Once a vocal opponent of President Donald Trump, Apple CEO Tim Cook has struck a more optimistic tone on White House policies in recent months. In a Monday interview, Cook discussed the developing Trump tariff situation and its effects on U.S. consumers.

In short, Cook does not think it will be a problem.

Cook told Laurie Segall of CNN that he did not anticipate the iPhone falling victim to the ongoing tariff war between Trump and the Chinese government. Trump has proposed tariffs on as much as $150 billion worth of Chinese products in retaliation for Chinese business practices, according to CBS News. China, in turn, has threatened to impose its own tariffs on U.S. imports.

As Cook sees it, the possibility of a full-scale trade war between the U.S. and China is unlikely. He also said any Chinese tariffs would probably not increase iPhone prices, as some feared. The clip can be seen below.

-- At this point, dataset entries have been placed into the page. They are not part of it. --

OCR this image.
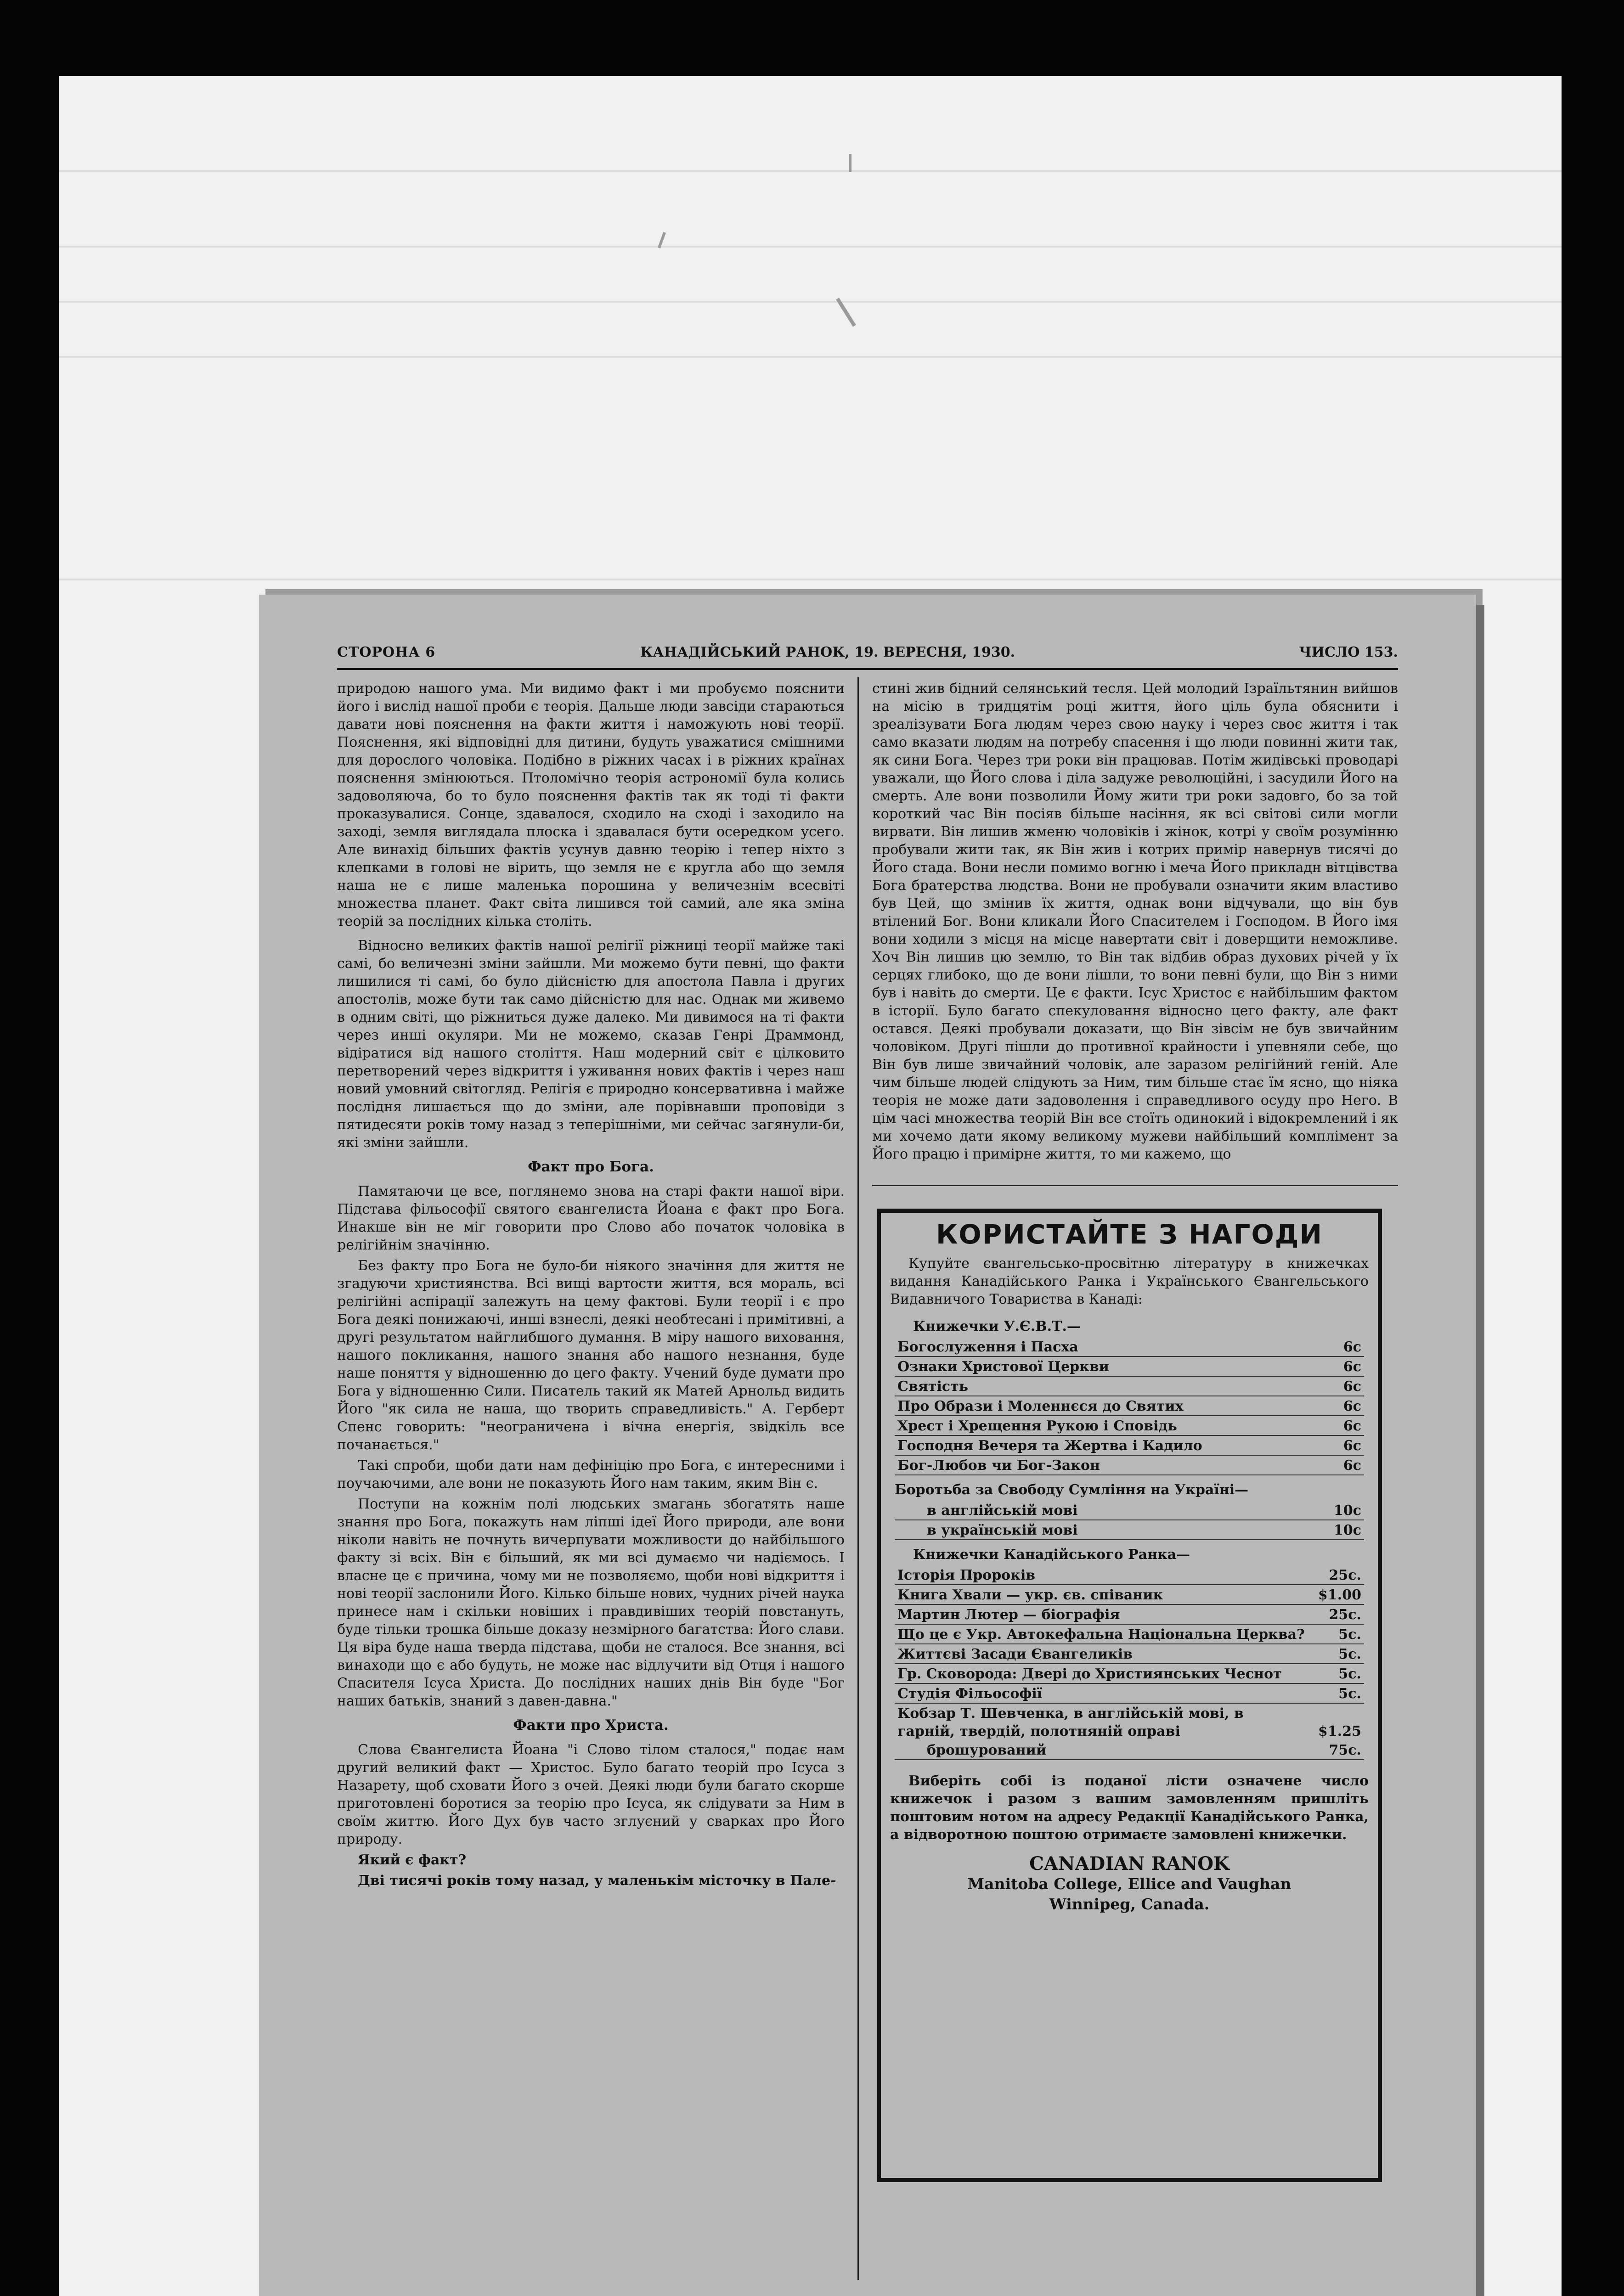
СТОРОНА 6	КАНАДІЙСЬКИЙ РАНОК, 19. ВЕРЕСНЯ, 1930.	ЧИСЛО 153.

природою нашого ума. Ми видимо факт і ми пробуємо пояснити його і вислід нашої проби є теорія. Дальше люди завсіди стараються давати нові пояснення на факти життя і наможують нові теорії. Пояснення, які відповідні для дитини, будуть уважатися смішними для дорослого чоловіка. Подібно в ріжних часах і в ріжних країнах пояснення змінюються. Птоломічно теорія астрономії була колись задоволяюча, бо то було пояснення фактів так як тоді ті факти проказувалися. Сонце, здавалося, сходило на сході і заходило на заході, земля виглядала плоска і здавалася бути осередком усего. Але винахід більших фактів усунув давню теорію і тепер ніхто з клепками в голові не вірить, що земля не є кругла або що земля наша не є лише маленька порошина у величезнім всесвіті множества планет. Факт світа лишився той самий, але яка зміна теорій за послідних кілька століть.

Відносно великих фактів нашої релігії ріжниці теорії майже такі самі, бо величезні зміни зайшли. Ми можемо бути певні, що факти лишилися ті самі, бо було дійсністю для апостола Павла і других апостолів, може бути так само дійсністю для нас. Однак ми живемо в одним світі, що ріжниться дуже далеко. Ми дивимося на ті факти через инші окуляри. Ми не можемо, сказав Генрі Драммонд, відіратися від нашого століття. Наш модерний світ є цілковито перетворений через відкриття і уживання нових фактів і через наш новий умовний світогляд. Релігія є природно консервативна і майже послідня лишається що до зміни, але порівнавши проповіди з пятидесяти років тому назад з теперішніми, ми сейчас загянули-би, які зміни зайшли.

Факт про Бога.

Памятаючи це все, поглянемо знова на старі факти нашої віри. Підстава фільософії святого євангелиста Йоана є факт про Бога. Инакше він не міг говорити про Слово або початок чоловіка в релігійнім значінню.

Без факту про Бога не було-би ніякого значіння для життя не згадуючи християнства. Всі вищі вартости життя, вся мораль, всі релігійні аспірації залежуть на цему фактові. Були теорії і є про Бога деякі понижаючі, инші взнеслі, деякі необтесані і примітивні, а другі результатом найглибшого думання. В міру нашого виховання, нашого покликання, нашого знання або нашого незнання, буде наше поняття у відношенню до цего факту. Учений буде думати про Бога у відношенню Сили. Писатель такий як Матей Арнольд видить Його "як сила не наша, що творить справедливість." А. Герберт Спенс говорить: "неограничена і вічна енергія, звідкіль все почанається."

Такі спроби, щоби дати нам дефініцію про Бога, є интересними і поучаючими, але вони не показують Його нам таким, яким Він є.

Поступи на кожнім полі людських змагань збогатять наше знання про Бога, покажуть нам ліпші ідеї Його природи, але вони ніколи навіть не почнуть вичерпувати можливости до найбільшого факту зі всіх. Він є більший, як ми всі думаємо чи надіємось. І власне це є причина, чому ми не позволяємо, щоби нові відкриття і нові теорії заслонили Його. Кілько більше нових, чудних річей наука принесе нам і скільки новіших і правдивіших теорій повстануть, буде тільки трошка більше доказу незмірного багатства: Його слави. Ця віра буде наша тверда підстава, щоби не сталося. Все знання, всі винаходи що є або будуть, не може нас відлучити від Отця і нашого Спасителя Ісуса Христа. До послідних наших днів Він буде "Бог наших батьків, знаний з давен-давна."

Факти про Христа.

Слова Євангелиста Йоана "і Слово тілом сталося," подає нам другий великий факт — Христос. Було багато теорій про Ісуса з Назарету, щоб сховати Його з очей. Деякі люди були багато скорше приготовлені боротися за теорію про Ісуса, як слідувати за Ним в своїм життю. Його Дух був часто зглуєний у сварках про Його природу.

Який є факт?

Дві тисячі років тому назад, у маленькім місточку в Пале-

стині жив бідний селянський тесля. Цей молодий Ізраїльтянин вийшов на місію в тридцятім році життя, його ціль була обяснити і зреалізувати Бога людям через свою науку і через своє життя і так само вказати людям на потребу спасення і що люди повинні жити так, як сини Бога. Через три роки він працював. Потім жидівські проводарі уважали, що Його слова і діла задуже революційні, і засудили Його на смерть. Але вони позволили Йому жити три роки задовго, бо за той короткий час Він посіяв більше насіння, як всі світові сили могли вирвати. Він лишив жменю чоловіків і жінок, котрі у своїм розумінню пробували жити так, як Він жив і котрих приміp навернув тисячі до Його стада. Вони несли помимо вогню і меча Його прикладн вітцівства Бога братерства людства. Вони не пробували означити яким властиво був Цей, що змінив їх життя, однак вони відчували, що він був втілений Бог. Вони кликали Його Спасителем і Господом. В Його імя вони ходили з місця на місце навертати світ і доверщити неможливе. Хоч Він лишив цю землю, то Він так відбив образ духових річей у їх серцях глибоко, що де вони лішли, то вони певні були, що Він з ними був і навіть до смерти. Це є факти. Ісус Христос є найбільшим фактом в історії. Було багато спекуловання відносно цего факту, але факт остався. Деякі пробували доказати, що Він зівсім не був звичайним чоловіком. Другі пішли до противної крайности і упевняли себе, що Він був лише звичайний чоловік, але заразом релігійний геній. Але чим більше людей слідують за Ним, тим більше стає їм ясно, що ніяка теорія не може дати задоволення і справедливого осуду про Него. В цім часі множества теорій Він все стоїть одинокий і відокремлений і як ми хочемо дати якому великому мужеви найбільший комплімент за Його працю і приміpне життя, то ми кажемо, що

КОРИСТАЙТЕ З НАГОДИ
Купуйте євангельсько-просвітню літературу в книжечках видання Канадійського Ранка і Українського Євангельського Видавничого Товариства в Канаді:
Книжечки У.Є.В.Т.—
Богослуження і Пасха	6c
Ознаки Христової Церкви	6c
Святість	6c
Про Образи і Моленнєся до Святих	6c
Хрест і Хрещення Рукою і Сповідь	6c
Господня Вечеря та Жертва і Кадило	6c
Бог-Любов чи Бог-Закон	6c
Боротьба за Свободу Сумління на Україні—
в англійській мові	10c
в українській мові	10c
Книжечки Канадійського Ранка—
Історія Пророків	25c.
Книга Хвали — укр. єв. співаник	$1.00
Мартин Лютер — біографія	25c.
Що це є Укр. Автокефальна Національна Церква? 5c.
Життєві Засади Євангеликів	5c.
Гр. Сковорода: Двері до Християнських Чеснот	5c.
Студія Фільософії	5c.
Кобзар Т. Шевченка, в англійській мові, в гарній, твердій, полотняній оправі	$1.25
брошурований	75c.
Виберіть собі із поданої лісти означене число книжечок і разом з вашим замовленням пришліть поштовим нотом на адресу Редакції Канадійського Ранка, а відворотною поштою отримаєте замовлені книжечки.
CANADIAN RANOK
Manitoba College, Ellice and Vaughan
Winnipeg, Canada.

“No one will win from that, it will be a lose-lose,” Cook told CNN. “I think that, when the facts are so clear like that, both parties will see that and be able to work things out.”

China is an important market for Apple, and some recent apprehension over iPhone sales means Apple likely wants to avoid any negative side effects of a trade war. Earlier this year, rumors circulated that the expensive iPhone X model had sold below expectations based on reports from parts manufacturers around the world.

Some of that worry was put to rest when Apple released its quarterly earnings at the beginning of May. Cook did a bit of a victory lap at the time, as those numbers indicated last year’s iPhone models had done reasonably well.

Tim Cook does not think iPhone prices will increase due to Chinese tariffs. US President Donald Trump speaks next to Apple CEO Tim Cook during an American Technology Council roundtable at the White House in Washington, DC, on June 19, 2017. Nicholas Kamm/AFP/Getty Images

Apple, the world's most valuable company, reported $13 billion in revenue from China in its second quarter.

Trump has railed against Apple in the past for manufacturing products outside the U.S., while Cook has criticized the president’s immigration policies for negative effects on his employees.

However, the two seem to have mended things a bit. They met at the White House at the end of April to discuss trade issues, which preceded Cook’s comments on Monday.